The test flight was the result of years of concerted effort within the Air Force to apply cutting-edge technology to military operations as it competes with other world powers in the digital age.
"ARTUµ's groundbreaking flight culminates our three-year journey to becoming a digital force," said Dr. William Roper, assistant secretary of the Air Force for acquisition, technology and logistics. "Putting AI safely in command of a U.S. military system for the first time ushers in a new age of human-machine teaming and algorithmic competition. Failing to realize AI's full potential will mean ceding decision advantage to our adversaries."
During this flight, ARTUµ was responsible for sensor employment and tactical navigation, while the pilot flew the aircraft and coordinated with the AI on sensor operation. Together, they flew a reconnaissance mission during a simulated missile strike. ARTUµ's primary responsibility was finding enemy launchers while the pilot was on the lookout for threatening aircraft, both sharing the U-2's radar. The flight was part of a precisely constructed scenario which pitted the AI against another dynamic computer algorithm in order to prove the new technology.
"We know that in order to fight and win in a future conflict with a peer adversary, we must have a decisive digital advantage," said Air Force Chief of Staff Gen. Charles Q. Brown, Jr. "AI will play a critical role in achieving that edge, so I'm incredibly proud of what the team accomplished. We must accelerate change and that only happens when our Airmen push the limits of what we thought was possible."

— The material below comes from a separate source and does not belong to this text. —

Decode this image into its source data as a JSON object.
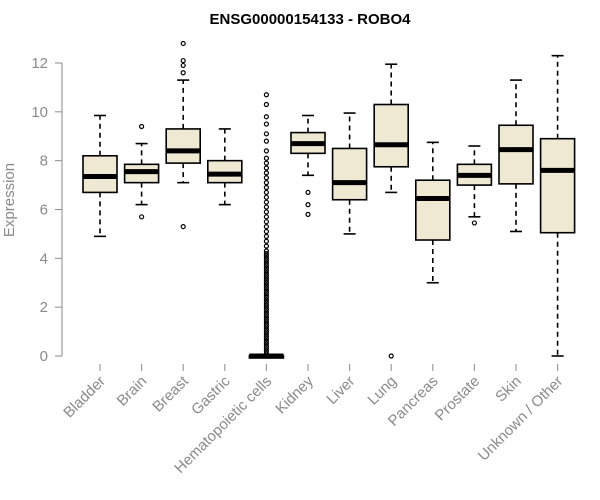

After takeoff, the sensor control was positively handed-off to ARTUµ who then manipulated the sensor, based on insight previously learned from over a half-million computer simulated training iterations. The pilot and AI successfully teamed to share the sensor and achieve the mission objectives. The U-2 Federal Laboratory designed this AI technology to be easily transferable to other systems and plan to further refine the technology. Today's flight provided invaluable data for not only the team to learn from, but also ARTUµ.

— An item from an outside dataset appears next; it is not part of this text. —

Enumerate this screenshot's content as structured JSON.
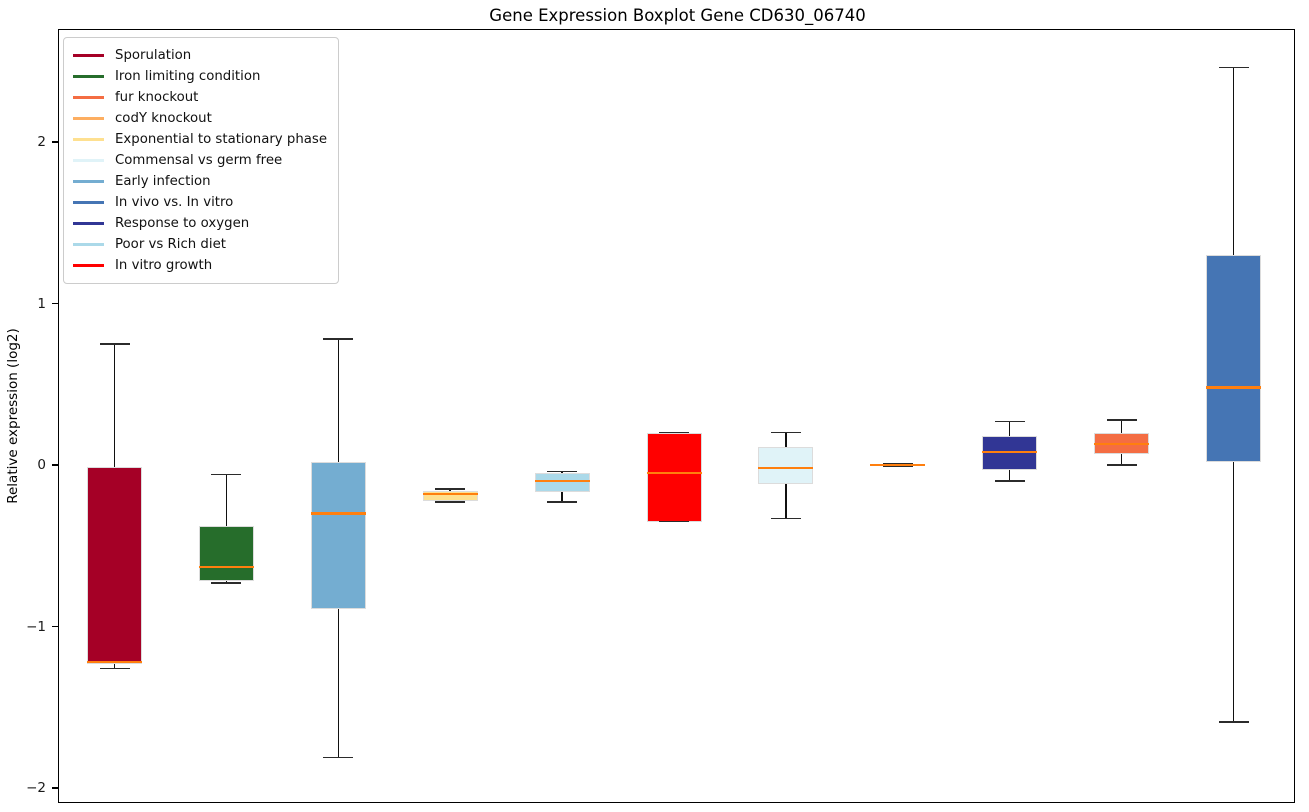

"Blending expertise of a pilot with capabilities of machine learning, this historic flight directly answers the National Defense Strategy's call to invest in autonomous systems," said Secretary of the Air Force Barbara Barrett. "Innovations in artificial intelligence will transform both the air and space domains."
The historic flight with AI comes just two months after the U-2 Federal Laboratory team updated inflight software for the first time during a U-2 training mission. The team leveraged the open-source container-orchestration software Kubernetes, another military first.